New Study Shows Chamber of Commerce Members offer Safer bet when it comes to Business Credit Risk
On February 22, the American Chamber of Commerce Executives (ACCE) announced the publication of a new study detailing the credit scores and payment behavior of ten local chambers of commerce across the United States, comparing their member businesses with other regional, state and national business averages. Produced by Cortera™, a community-driven business credit bureau, on behalf of ACCE, the study showed that chamber of commerce members possess an average credit score of 629, compared to a 557 average score for businesses at large. Such scores – the payment behavior from which they are derived -- play a significant role in attracting lines of credit and securing favorable terms from lenders and suppliers.

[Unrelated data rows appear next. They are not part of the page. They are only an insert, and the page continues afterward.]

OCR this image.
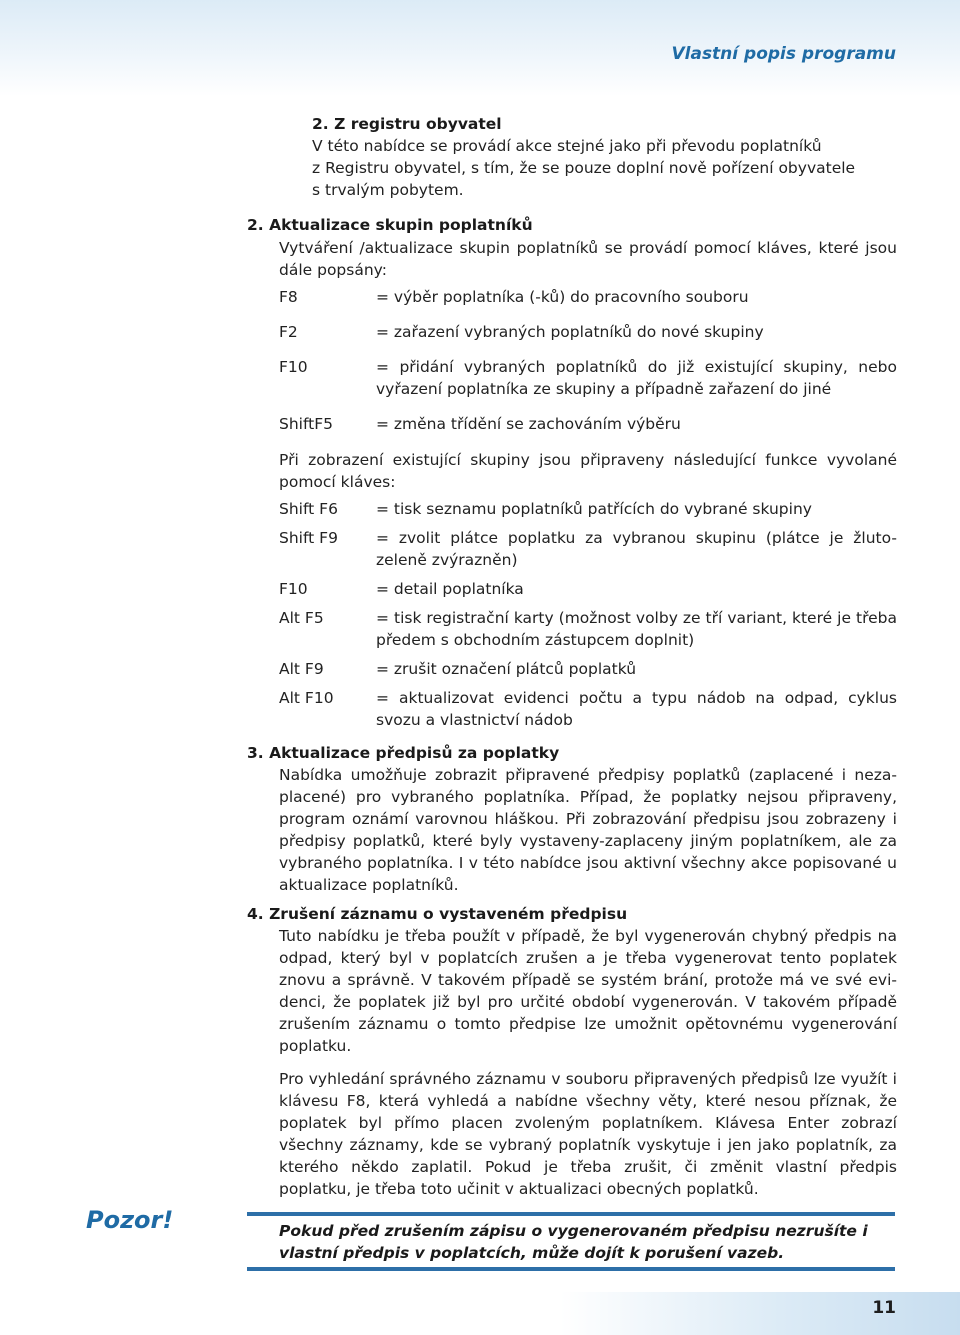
Vlastní popis programu
2. Z registru obyvatel
V této nabídce se provádí akce stejné jako při převodu poplatníků
z Registru obyvatel, s tím, že se pouze doplní nově pořízení obyvatele
s trvalým pobytem.
2. Aktualizace skupin poplatníků

Vytváření /aktualizace skupin poplatníků se provádí pomocí kláves, které jsou dále popsány:

F8	= výběr poplatníka (-ků) do pracovního souboru
F2	= zařazení vybraných poplatníků do nové skupiny
F10	= přidání vybraných poplatníků do již existující skupiny, nebo vyřazení poplatníka ze skupiny a případně zařazení do jiné
ShiftF5	= změna třídění se zachováním výběru

Při zobrazení existující skupiny jsou připraveny následující funkce vyvolané pomocí kláves:

Shift F6	= tisk seznamu poplatníků patřících do vybrané skupiny
Shift F9	= zvolit plátce poplatku za vybranou skupinu (plátce je žluto-zeleně zvýrazněn)
F10	= detail poplatníka
Alt F5	= tisk registrační karty (možnost volby ze tří variant, které je třeba předem s obchodním zástupcem doplnit)
Alt F9	= zrušit označení plátců poplatků
Alt F10	= aktualizovat evidenci počtu a typu nádob na odpad, cyklus svozu a vlastnictví nádob
3. Aktualizace předpisů za poplatky

Nabídka umožňuje zobrazit připravené předpisy poplatků (zaplacené i neza-placené) pro vybraného poplatníka. Případ, že poplatky nejsou připraveny, program oznámí varovnou hláškou. Při zobrazování předpisu jsou zobrazeny i předpisy poplatků, které byly vystaveny-zaplaceny jiným poplatníkem, ale za vybraného poplatníka. I v této nabídce jsou aktivní všechny akce popisované u aktualizace poplatníků.

4. Zrušení záznamu o vystaveném předpisu

Tuto nabídku je třeba použít v případě, že byl vygenerován chybný předpis na odpad, který byl v poplatcích zrušen a je třeba vygenerovat tento poplatek znovu a správně. V takovém případě se systém brání, protože má ve své evi-denci, že poplatek již byl pro určité období vygenerován. V takovém případě zrušením záznamu o tomto předpise lze umožnit opětovnému vygenerování poplatku.

Pro vyhledání správného záznamu v souboru připravených předpisů lze využít i klávesu F8, která vyhledá a nabídne všechny věty, které nesou příznak, že poplatek byl přímo placen zvoleným poplatníkem. Klávesa Enter zobrazí všechny záznamy, kde se vybraný poplatník vyskytuje i jen jako poplatník, za kterého někdo zaplatil. Pokud je třeba zrušit, či změnit vlastní předpis poplatku, je třeba toto učinit v aktualizaci obecných poplatků.

Pozor!	Pokud před zrušením zápisu o vygenerovaném předpisu nezrušíte i vlastní předpis v poplatcích, může dojít k porušení vazeb.
11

A complete copy of the study, which includes both the aggregate findings, as well as the individual commercial credit scores for each of the ten local chambers, is available on the ACCE and Cortera sites. The study was contracted by ACCE and performed by Cortera, which reviewed payment behavior for chamber member businesses.

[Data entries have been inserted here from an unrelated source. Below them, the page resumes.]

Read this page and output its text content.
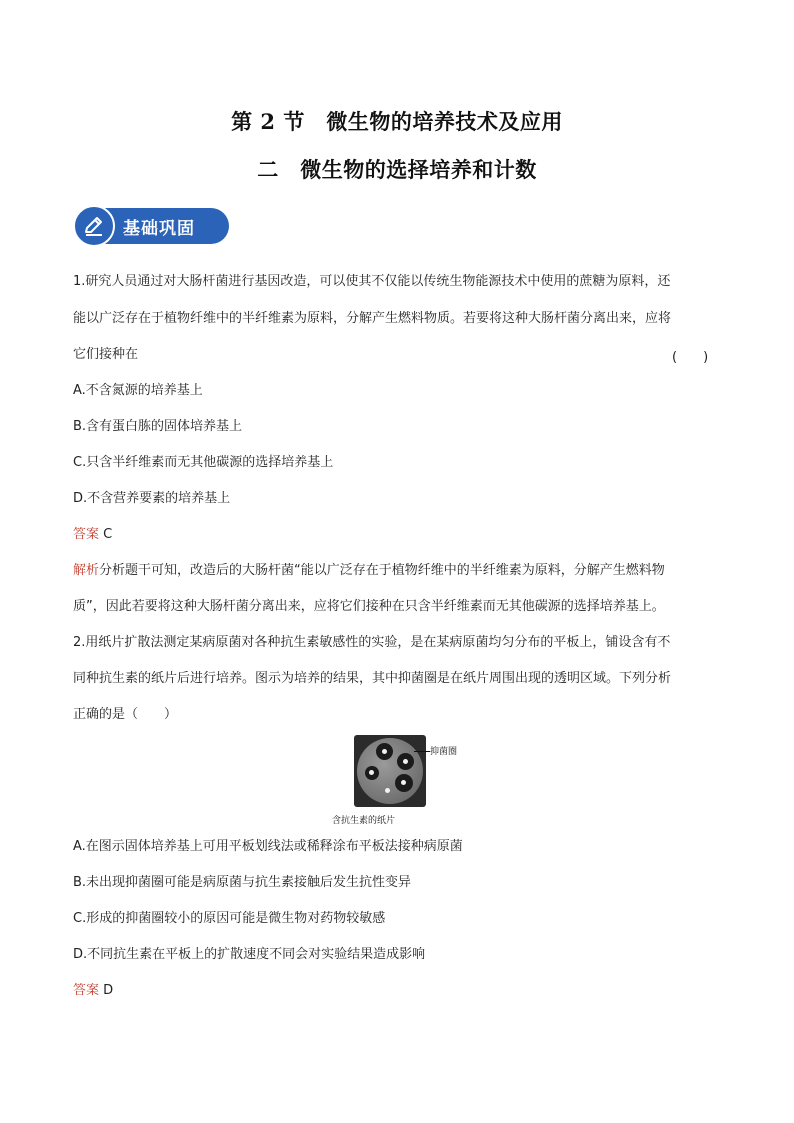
第 2 节　微生物的培养技术及应用
二　微生物的选择培养和计数
基础巩固
1.研究人员通过对大肠杆菌进行基因改造，可以使其不仅能以传统生物能源技术中使用的蔗糖为原料，还
能以广泛存在于植物纤维中的半纤维素为原料，分解产生燃料物质。若要将这种大肠杆菌分离出来，应将
它们接种在	(　　)
A.不含氮源的培养基上
B.含有蛋白胨的固体培养基上
C.只含半纤维素而无其他碳源的选择培养基上
D.不含营养要素的培养基上
答案 C
解析分析题干可知，改造后的大肠杆菌“能以广泛存在于植物纤维中的半纤维素为原料，分解产生燃料物
质”，因此若要将这种大肠杆菌分离出来，应将它们接种在只含半纤维素而无其他碳源的选择培养基上。
2.用纸片扩散法测定某病原菌对各种抗生素敏感性的实验，是在某病原菌均匀分布的平板上，铺设含有不
同种抗生素的纸片后进行培养。图示为培养的结果，其中抑菌圈是在纸片周围出现的透明区域。下列分析
正确的是（　　）
抑菌圈
含抗生素的纸片
A.在图示固体培养基上可用平板划线法或稀释涂布平板法接种病原菌
B.未出现抑菌圈可能是病原菌与抗生素接触后发生抗性变异
C.形成的抑菌圈较小的原因可能是微生物对药物较敏感
D.不同抗生素在平板上的扩散速度不同会对实验结果造成影响
答案 D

"Chamber members have long been seen as responsible and reliable members of their community," said Mick Fleming, president and CEO of ACCE. "What this study indicates is that the perception is right. From a credit standpoint, chamber members on average are better businesses, and as a result they have significant advantages in obtaining the funds they need. In this economy and the tight credit environment we are experiencing, that's especially important."
"The economic health of the entire supply chain is dependent on the payment behavior of each of its stakeholders," said Jim Swift, president and CEO of Cortera. "This study suggests that chamber members are among the most dependable participants in this ecosystem."